Lions don’t have easy lives. Just one in eight males make it to adulthood, and even then, they face constant threats to their survival. Thus, when we received reports of an injured lion on Mpala Ranch, our SWT/KWS Mount Kenya Veterinary Unit sprung into action. The patient, a young male, had been embroiled in an altercation with another lion and was suffering from a debilitating wound on his foot.
The treatment unfolded on the 29th of September. Mpala Ranch staff kept an eye on the patient while our team drove over from their base in Nanyuki. Once they arrived on the scene, the challenge was to get close enough to dart him for treatment. Prudently, the lion had taken cover in dense undergrowth, and it took several hours before the team was able to coax him into open ground to land the dart. After about ten minutes, he succumbed to the anaesthetic — but rather disconcertingly, he fell asleep with his eyes wide open.
This is particularly alarming when treating a big cat, because it is hard to ascertain whether they are truly out. And so, the team carefully drove up to his side, gently prodding him to gauge any reaction. When Dr.
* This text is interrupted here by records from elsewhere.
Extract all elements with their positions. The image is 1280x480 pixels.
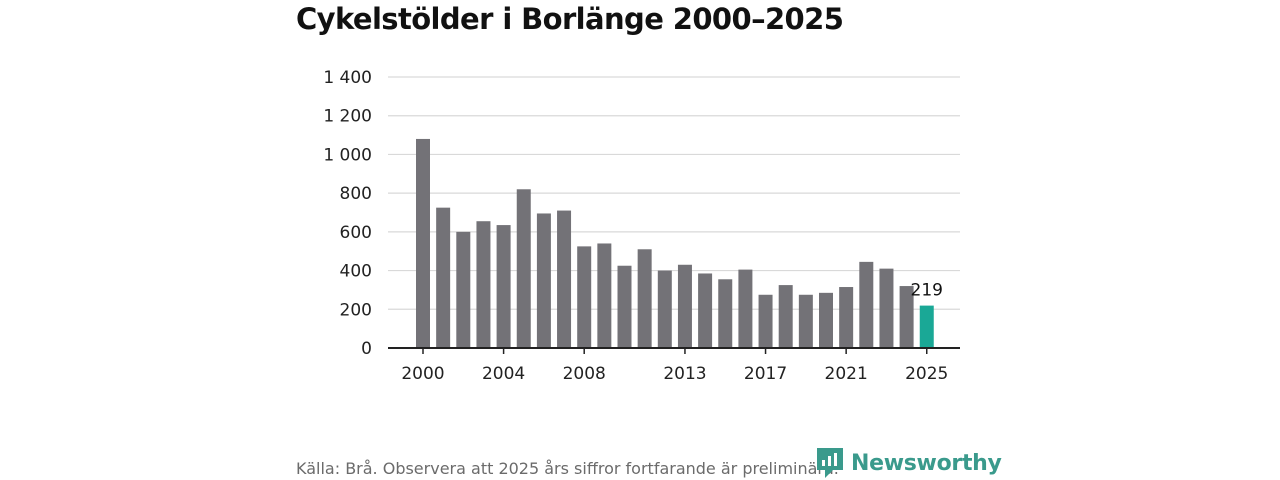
bar bbox=[657, 270, 672, 348]
y-tick-label: 400 bbox=[340, 262, 372, 282]
axes bbox=[388, 347, 960, 354]
source-note: Källa: Brå. Observera att 2025 års siffr… bbox=[296, 459, 839, 478]
bar bbox=[778, 285, 793, 348]
bar bbox=[738, 269, 753, 348]
bar bbox=[536, 213, 551, 348]
bar bbox=[557, 210, 572, 348]
chart-title: Cykelstölder i Borlänge 2000–2025 bbox=[296, 2, 844, 36]
y-tick-label: 200 bbox=[340, 300, 372, 320]
bar bbox=[456, 231, 471, 348]
x-tick-label: 2017 bbox=[744, 364, 787, 384]
bar bbox=[476, 221, 491, 348]
x-tick-label: 2025 bbox=[905, 364, 948, 384]
labels: 0 200 400 600 800 1 000 1 200 1 400 219 2000 2004 2… bbox=[323, 68, 948, 384]
x-tick-label: 2000 bbox=[401, 364, 444, 384]
newsworthy-logo-icon bbox=[817, 448, 843, 478]
y-tick-label: 0 bbox=[361, 339, 372, 359]
bar bbox=[436, 207, 451, 348]
value-label-dot bbox=[914, 289, 922, 297]
bar bbox=[577, 246, 592, 348]
bar bbox=[899, 286, 914, 348]
bar bbox=[496, 225, 511, 348]
y-tick-label: 1 400 bbox=[323, 68, 372, 88]
bar bbox=[798, 294, 813, 348]
x-tick-label: 2013 bbox=[663, 364, 706, 384]
x-tick-label: 2008 bbox=[563, 364, 606, 384]
bar bbox=[859, 261, 874, 348]
bar bbox=[416, 138, 430, 348]
bar bbox=[516, 189, 531, 348]
x-tick-label: 2004 bbox=[482, 364, 525, 384]
bar bbox=[819, 292, 833, 348]
bar bbox=[677, 264, 692, 348]
bar bbox=[718, 279, 733, 348]
bar bbox=[839, 287, 854, 348]
bar bbox=[758, 294, 773, 348]
y-tick-label: 600 bbox=[340, 223, 372, 243]
bar bbox=[637, 249, 652, 348]
y-tick-label: 1 000 bbox=[323, 145, 372, 165]
bar bbox=[698, 273, 713, 348]
bar-highlight bbox=[919, 305, 934, 348]
y-tick-label: 1 200 bbox=[323, 107, 372, 127]
brand-name: Newsworthy bbox=[851, 450, 1002, 476]
bar bbox=[879, 268, 894, 348]
bars bbox=[416, 138, 934, 348]
bar bbox=[597, 243, 612, 348]
gridlines bbox=[388, 76, 960, 310]
bar bbox=[617, 265, 632, 348]
y-tick-label: 800 bbox=[340, 184, 372, 204]
brand-logo: Newsworthy bbox=[815, 446, 1002, 480]
value-label: 219 bbox=[911, 281, 943, 301]
x-tick-label: 2021 bbox=[825, 364, 868, 384]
Mijele was satisfied the anaesthetic had taken full effect, they alighted from the vehicle and commenced treatment.
The lion was in a sorry state, with two deep punctures to his front left foot. After cleaning out the wounds and stitching them up, Dr. Mijele administered heavy doses of antibiotics and anti-inflammatories. Finally, he packed the area with a generous coat of green clay to stave off further infection. The entire treatment took under an hour — in other words, far less time than it had taken to dart the patient! After the team administered the revival drug, the lion got to his feet and retreated back into the undergrowth to convalesce. Mpala Ranch management and rangers will monitor his recovery, and because of the Vet Unit's timely intervention, we are hopeful that he will make a full recovery.
This chap is one of 65 lion cases our SWT/KWS Mount Kenya Mobile Veterinary Unit has attended to since its inception three years ago. Between all SWT/KWS Veterinary teams, we have responded to 499 lion cases. While this particular patient’s predicament came about through natural circumstances, many of the wildlife we treat are harmed at the hands of humans. The rising threats of poaching and human-wildlife conflict are what led us to launch our first Mobile Veterinary Unit, in partnership with the KWS, nearly 17 years ago. This pioneering, field-level effort began in Tsavo, and has since expanded to five Mobile Veterinary Units and one rapid response Sky Vet that work across Kenya. KWS veterinarians are at the helm of each team, while we provide support staff, equipment, and fund the operating costs. Collectively, we have attended to some 7,000 wild patients — and this lion is but the latest recipient of our lifesaving care.